A few notes on how the GUI apps should use the Inform command line.


§1. How the application should install extensions. When the Inform 7 application looks at a file chosen by the user to be installed, it should look at the first line. (Note that this might have any of 0a, 0d, 0a0d, 0d0a, or Unicode line division as its line ending: and that the file might, or might not, begin with a Unicode BOM, "byte order marker", code. Characters within the line will be encoded as UTF-8, though — except possibly for some exotic forms of space — they will all be found in the ISO Latin-1 set.) The first line is required to have one of the following forms, possibly with white space before or after, but definitely without line breaks before:

Locksmith Extra by Emily Short begins here.

Version 2 of Locksmith Extra by Emily Short begins here.

Version 2.7 of Locksmith Extra by Emily Short begins here.

Version 2.1.32 of Locksmith Extra by Emily Short begins here.

Version 2/081121 of Locksmith Extra by Emily Short begins here.

If the name of the extension finishes with a bracketed clause, that should be disregarded. Such clauses are used to specify virtual machine requirements, at present, and could conceivably be used for other purposes later, so let's reserve them now.

Version 2 of Glulx Text Effects (for Glulx only) by Emily Short begins here.

The application should reject (that is, politely refuse to install) any purported extension file whose first line does not conform to the above.

(Note that the inbuild command-line tool can be used to verify that an extension is properly formatted, and extract its identity and version.

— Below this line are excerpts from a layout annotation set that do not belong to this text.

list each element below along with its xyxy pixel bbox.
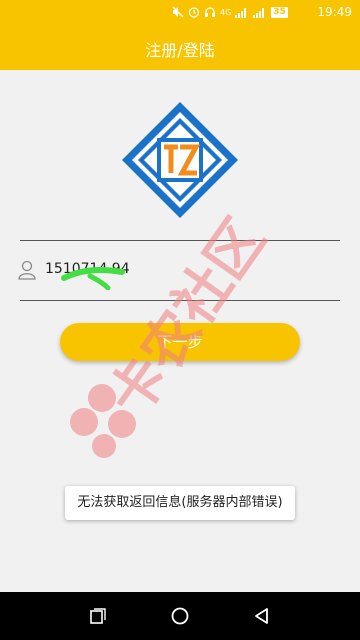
battery-level: 35 [271,6,288,18]
headset-icon [204,6,216,18]
mute-icon [172,6,184,18]
status-icons: 4G 35 [172,4,288,20]
navigation-bar [0,592,360,640]
alarm-icon [188,6,200,18]
back-icon[interactable] [252,606,272,626]
next-button[interactable]: 下一步 [60,323,300,361]
watermark: 卡农社区 [70,208,278,458]
recent-apps-icon[interactable] [88,606,108,626]
page-title: 注册/登陆 [145,41,215,60]
app-bar: 注册/登陆 [0,24,360,70]
home-icon[interactable] [170,606,190,626]
field-divider-top [20,240,340,241]
app-logo [122,102,238,218]
field-divider-bottom [20,300,340,301]
signal-icon-2 [253,6,267,18]
redaction-scribble [61,267,125,290]
status-time: 19:49 [317,5,352,19]
status-bar: 4G 35 19:49 [0,0,360,24]
signal-icon [235,6,249,18]
network-type-label: 4G [220,7,232,17]
user-icon [18,260,36,280]
error-toast: 无法获取返回信息(服务器内部错误) [65,486,295,520]
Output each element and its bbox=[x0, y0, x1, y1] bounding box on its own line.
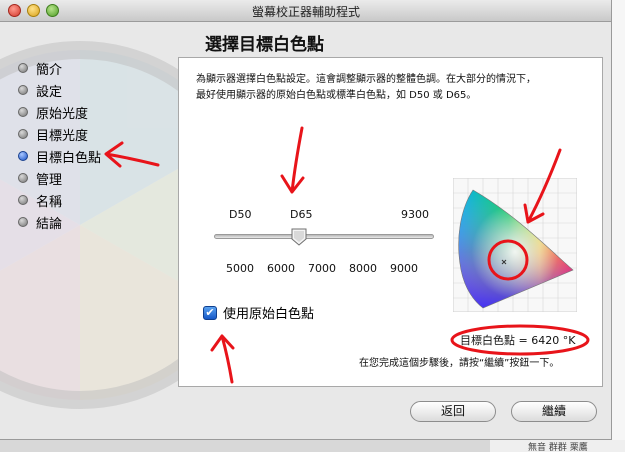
step-target-white-point: 目標白色點 bbox=[18, 145, 168, 167]
back-button[interactable]: 返回 bbox=[410, 401, 496, 422]
instruction-text: 在您完成這個步驟後，請按“繼續”按鈕一下。 bbox=[359, 358, 560, 369]
step-setup: 設定 bbox=[18, 79, 168, 101]
step-label: 管理 bbox=[36, 172, 63, 188]
step-label: 結論 bbox=[36, 216, 63, 232]
slider-label-d50: D50 bbox=[229, 208, 252, 221]
continue-button[interactable]: 繼續 bbox=[511, 401, 597, 422]
step-bullet-icon bbox=[18, 107, 28, 117]
step-bullet-icon bbox=[18, 217, 28, 227]
step-label: 目標光度 bbox=[36, 128, 89, 144]
calibrator-window: 螢幕校正器輔助程式 選擇目標白色點 簡介 設定 原始光度 目標光度 目標白色點 … bbox=[0, 0, 612, 440]
window-title: 螢幕校正器輔助程式 bbox=[251, 5, 360, 19]
step-label: 設定 bbox=[36, 84, 63, 100]
step-intro: 簡介 bbox=[18, 57, 168, 79]
steps-sidebar: 簡介 設定 原始光度 目標光度 目標白色點 管理 名稱 結論 bbox=[18, 57, 168, 233]
white-point-slider-thumb[interactable] bbox=[291, 228, 307, 246]
step-admin: 管理 bbox=[18, 167, 168, 189]
page-title: 選擇目標白色點 bbox=[205, 35, 324, 55]
step-native-gamma: 原始光度 bbox=[18, 101, 168, 123]
step-label: 目標白色點 bbox=[36, 150, 102, 166]
slider-label-d65: D65 bbox=[290, 208, 313, 221]
step-bullet-icon bbox=[18, 63, 28, 73]
step-conclusion: 結論 bbox=[18, 211, 168, 233]
slider-scale-label: 7000 bbox=[308, 262, 336, 275]
active-step-bullet-icon bbox=[18, 151, 28, 161]
step-bullet-icon bbox=[18, 129, 28, 139]
checkbox-label: 使用原始白色點 bbox=[223, 307, 315, 322]
description-line: 為顯示器選擇白色點設定。這會調整顯示器的整體色調。在大部分的情況下， bbox=[196, 74, 536, 85]
step-bullet-icon bbox=[18, 173, 28, 183]
cie-chromaticity-diagram bbox=[453, 178, 577, 312]
description-line: 最好使用顯示器的原始白色點或標準白色點，如 D50 或 D65。 bbox=[196, 90, 477, 101]
background-app-text: 無音 群群 栗鷹 bbox=[490, 440, 625, 452]
slider-label-9300: 9300 bbox=[401, 208, 429, 221]
white-point-slider-track[interactable] bbox=[214, 234, 434, 239]
white-point-panel: 為顯示器選擇白色點設定。這會調整顯示器的整體色調。在大部分的情況下， 最好使用顯… bbox=[178, 57, 603, 387]
background-app-window bbox=[612, 0, 625, 452]
step-bullet-icon bbox=[18, 85, 28, 95]
description: 為顯示器選擇白色點設定。這會調整顯示器的整體色調。在大部分的情況下， 最好使用顯… bbox=[196, 72, 591, 104]
title-bar[interactable]: 螢幕校正器輔助程式 bbox=[0, 0, 611, 22]
step-name: 名稱 bbox=[18, 189, 168, 211]
use-native-white-point-row[interactable]: ✔ 使用原始白色點 bbox=[203, 303, 314, 322]
step-label: 名稱 bbox=[36, 194, 63, 210]
use-native-white-point-checkbox[interactable]: ✔ bbox=[203, 305, 217, 320]
slider-scale-label: 6000 bbox=[267, 262, 295, 275]
step-label: 簡介 bbox=[36, 62, 63, 78]
target-white-point-readout: 目標白色點 = 6420 °K bbox=[460, 334, 576, 347]
step-label: 原始光度 bbox=[36, 106, 89, 122]
slider-scale-label: 5000 bbox=[226, 262, 254, 275]
slider-scale-label: 9000 bbox=[390, 262, 418, 275]
step-bullet-icon bbox=[18, 195, 28, 205]
step-target-gamma: 目標光度 bbox=[18, 123, 168, 145]
slider-scale-label: 8000 bbox=[349, 262, 377, 275]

See the inbuild manual.)

§2. Ignoring any version number given, the Inform application should then store the file in the external extensions area. For instance,

~/Library/Inform/Extensions/Emily Short/Glulx Text Effects
 (OS X)My Documents\Inform\Extensions\Emily Short\Glulx Text Effects
 (Windows)Note that the file will probably not have the right name initially, and
will need to be renamed as well as moved. (Note the lack of a file
extension.) The subfolders Inform, Extensions and Emily Short must be
created if not already present.
If to install such an extension would result in over-writing an extension
already present at that filename, the user should be given a warning and
asked if he wants to proceed.
However, note that it is not an error to install an extension with
the same name and author as one in the built-in extensions folder. This
does not result in overwriting, since the newly installed version will live
in the external area, not the built-in area.
An extension may be uninstalled simply by deleting the file: but the
application must not allow the user to uninstall any extension from
the built-in area. We must assume that the latter could be on a read-only
disc, or could be part of a cryptographically signed application bundle.

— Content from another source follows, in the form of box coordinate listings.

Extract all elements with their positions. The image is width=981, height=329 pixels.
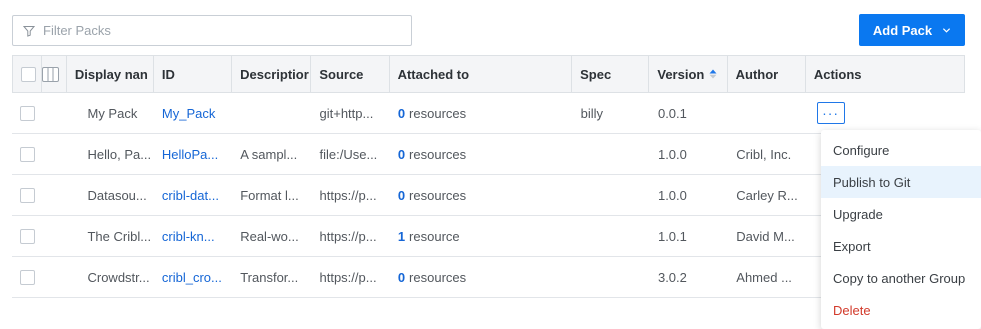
menu-item-delete[interactable]: Delete [821,294,981,326]
pack-id-link[interactable]: cribl-dat... [154,175,232,215]
table-header: Display nan ID Descriptior Source Attach… [12,55,965,93]
add-pack-label: Add Pack [872,22,933,38]
row-select-cell [12,134,41,174]
display-name-cell: Crowdstr... [87,269,150,285]
header-version-label: Version [657,66,705,82]
attached-to-cell[interactable]: 0 resources [390,93,573,133]
author-cell [728,93,806,133]
menu-item-copy-to-another-group[interactable]: Copy to another Group [821,262,981,294]
attached-count[interactable]: 0 [398,188,405,203]
version-cell: 0.0.1 [657,105,687,121]
header-spec[interactable]: Spec [572,56,650,92]
menu-item-configure[interactable]: Configure [821,134,981,166]
row-checkbox[interactable] [20,187,35,203]
description-cell: Format l... [240,187,299,203]
column-chooser-cell [42,56,67,92]
sort-ascending-icon [709,69,717,79]
pack-id-link[interactable]: cribl_cro... [154,257,232,297]
attached-label: resources [409,269,467,285]
header-version[interactable]: Version [649,56,728,92]
filter-packs-field[interactable] [12,15,412,46]
attached-label: resources [409,146,467,162]
row-checkbox[interactable] [20,146,35,162]
menu-item-upgrade[interactable]: Upgrade [821,198,981,230]
select-all-checkbox[interactable] [21,66,36,82]
attached-label: resources [409,105,467,121]
pack-id-link[interactable]: cribl-kn... [154,216,232,256]
row-select-cell [12,93,41,133]
author-cell: David M... [736,228,795,244]
header-display-name[interactable]: Display nan [67,56,154,92]
header-actions: Actions [813,66,862,82]
attached-count[interactable]: 0 [398,270,405,285]
source-cell: git+http... [319,105,374,121]
select-all-cell [13,56,43,92]
header-source[interactable]: Source [311,56,390,92]
header-author[interactable]: Author [728,56,806,92]
header-description[interactable]: Descriptior [232,56,312,92]
spec-cell [573,257,650,297]
attached-label: resource [409,228,460,244]
spec-cell [573,134,650,174]
row-select-cell [12,175,41,215]
add-pack-button[interactable]: Add Pack [859,14,965,46]
version-cell: 1.0.0 [657,146,687,162]
version-cell: 1.0.0 [657,187,687,203]
attached-count[interactable]: 0 [398,106,405,121]
menu-item-export[interactable]: Export [821,230,981,262]
version-cell: 3.0.2 [657,269,687,285]
display-name-cell: My Pack [87,105,138,121]
row-select-cell [12,216,41,256]
display-name-cell: Hello, Pa... [87,146,152,162]
row-select-cell [12,257,41,297]
spec-cell [573,216,650,256]
attached-to-cell[interactable]: 0 resources [390,175,573,215]
description-cell: A sampl... [240,146,298,162]
display-name-cell: The Cribl... [87,228,152,244]
attached-count[interactable]: 1 [398,229,405,244]
row-checkbox[interactable] [20,228,35,244]
pack-actions-menu: Configure Publish to Git Upgrade Export … [821,130,981,329]
description-cell: Transfor... [240,269,299,285]
source-cell: file:/Use... [319,146,378,162]
table-row[interactable]: My Pack My_Pack git+http... 0 resources b… [12,93,965,134]
version-cell: 1.0.1 [657,228,687,244]
description-cell: Real-wo... [240,228,299,244]
source-cell: https://p... [319,187,377,203]
filter-packs-input[interactable] [43,23,383,38]
columns-icon[interactable] [42,66,60,82]
pack-id-link[interactable]: My_Pack [154,93,232,133]
attached-to-cell[interactable]: 0 resources [390,257,573,297]
row-actions-button[interactable]: ··· [816,102,845,124]
source-cell: https://p... [319,269,377,285]
header-id[interactable]: ID [154,56,233,92]
chevron-down-icon [943,27,951,33]
row-checkbox[interactable] [20,269,35,285]
display-name-cell: Datasou... [87,187,147,203]
attached-to-cell[interactable]: 0 resources [390,134,573,174]
filter-icon [23,25,35,37]
attached-count[interactable]: 0 [398,147,405,162]
row-checkbox[interactable] [20,105,35,121]
menu-item-publish-to-git[interactable]: Publish to Git [821,166,981,198]
spec-cell: billy [580,105,604,121]
description-cell [232,93,311,133]
spec-cell [573,175,650,215]
header-attached-to[interactable]: Attached to [390,56,573,92]
author-cell: Ahmed ... [736,269,792,285]
attached-label: resources [409,187,467,203]
source-cell: https://p... [319,228,377,244]
pack-id-link[interactable]: HelloPa... [154,134,232,174]
attached-to-cell[interactable]: 1 resource [390,216,573,256]
author-cell: Carley R... [736,187,798,203]
actions-cell: ··· [807,93,965,133]
author-cell: Cribl, Inc. [736,146,792,162]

§3. The extension census. The Inform application should run Inform in "census mode" in order to keep extension documentation up to date. Inform should be run in census mode on three occasions:

When inform7 is run in "census mode", it should be run with the command -census. All output from Inform should be ignored, including its return code: ideally, not even a fatal error should provoke a reaction from the application. If the census doesn't work for some file-system reason, never mind — it's not mission-critical.

§4. What happens in census mode. The census has two purposes: first, to create provisional documentation where needed for new and unused extensions; and second, to create the following index files in the external documentation area (not in the external extension area):

    .../Extensions.html
    .../ExtIndex.html

Documentation for any individual extension is stored at, e.g.,

    .../Extensions/Victoria Saxe-Coburg-Gotha/Werewolves.html

Inform can generate such a file, for an individual extension, in two ways: (a) provisionally, with much less detail, and (b) fully. Whenever it successfully compiles a work using extension X, it rewrites the documentation for X fully, and updates both the two indexing pages.

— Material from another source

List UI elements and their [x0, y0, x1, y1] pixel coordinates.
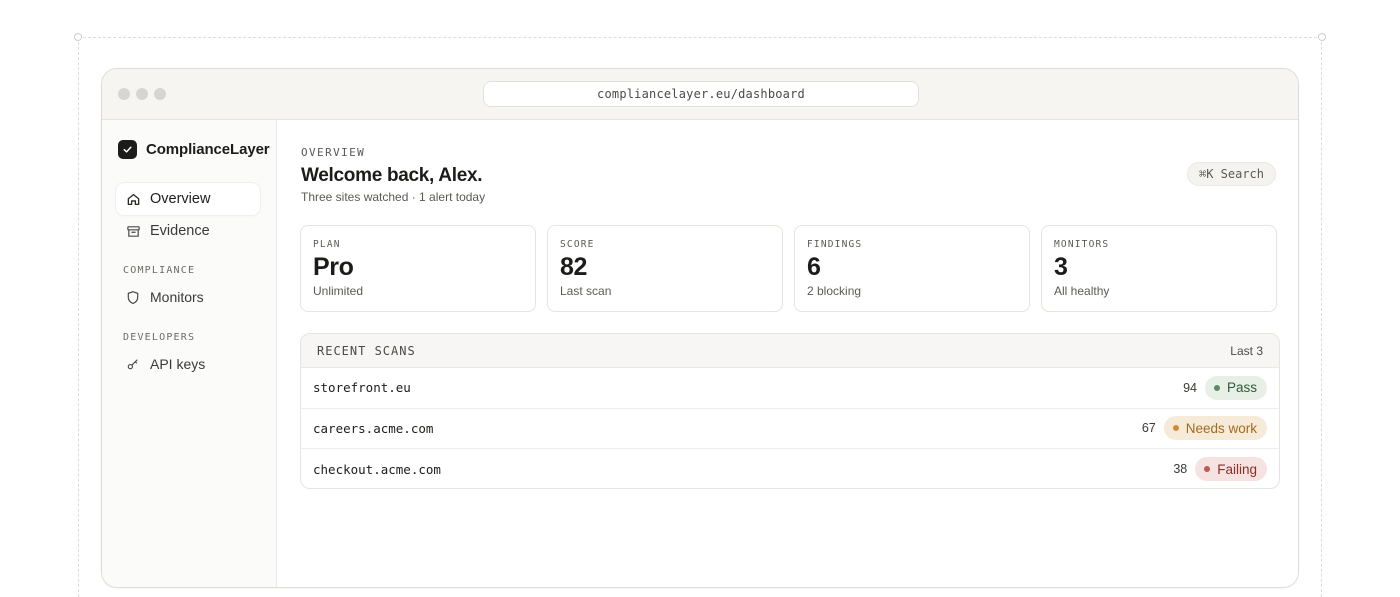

When Inform runs in -census mode, what it does is to scan for all extensions. If Inform finds a valid extension with no documentation page, it writes a provisional one; and again, it updates both the two indexing pages.

(Inform in fact runs a census on every compilation, as well, so -census runs do nothing "extra" that a normal run of Inform does not also do. On every census, Inform automatically checks for misfiled or broken extensions, and places a descriptive report of what's wrong on the Extensions.html index page — if people move around or edit extensions by hand, they may run into these errors.)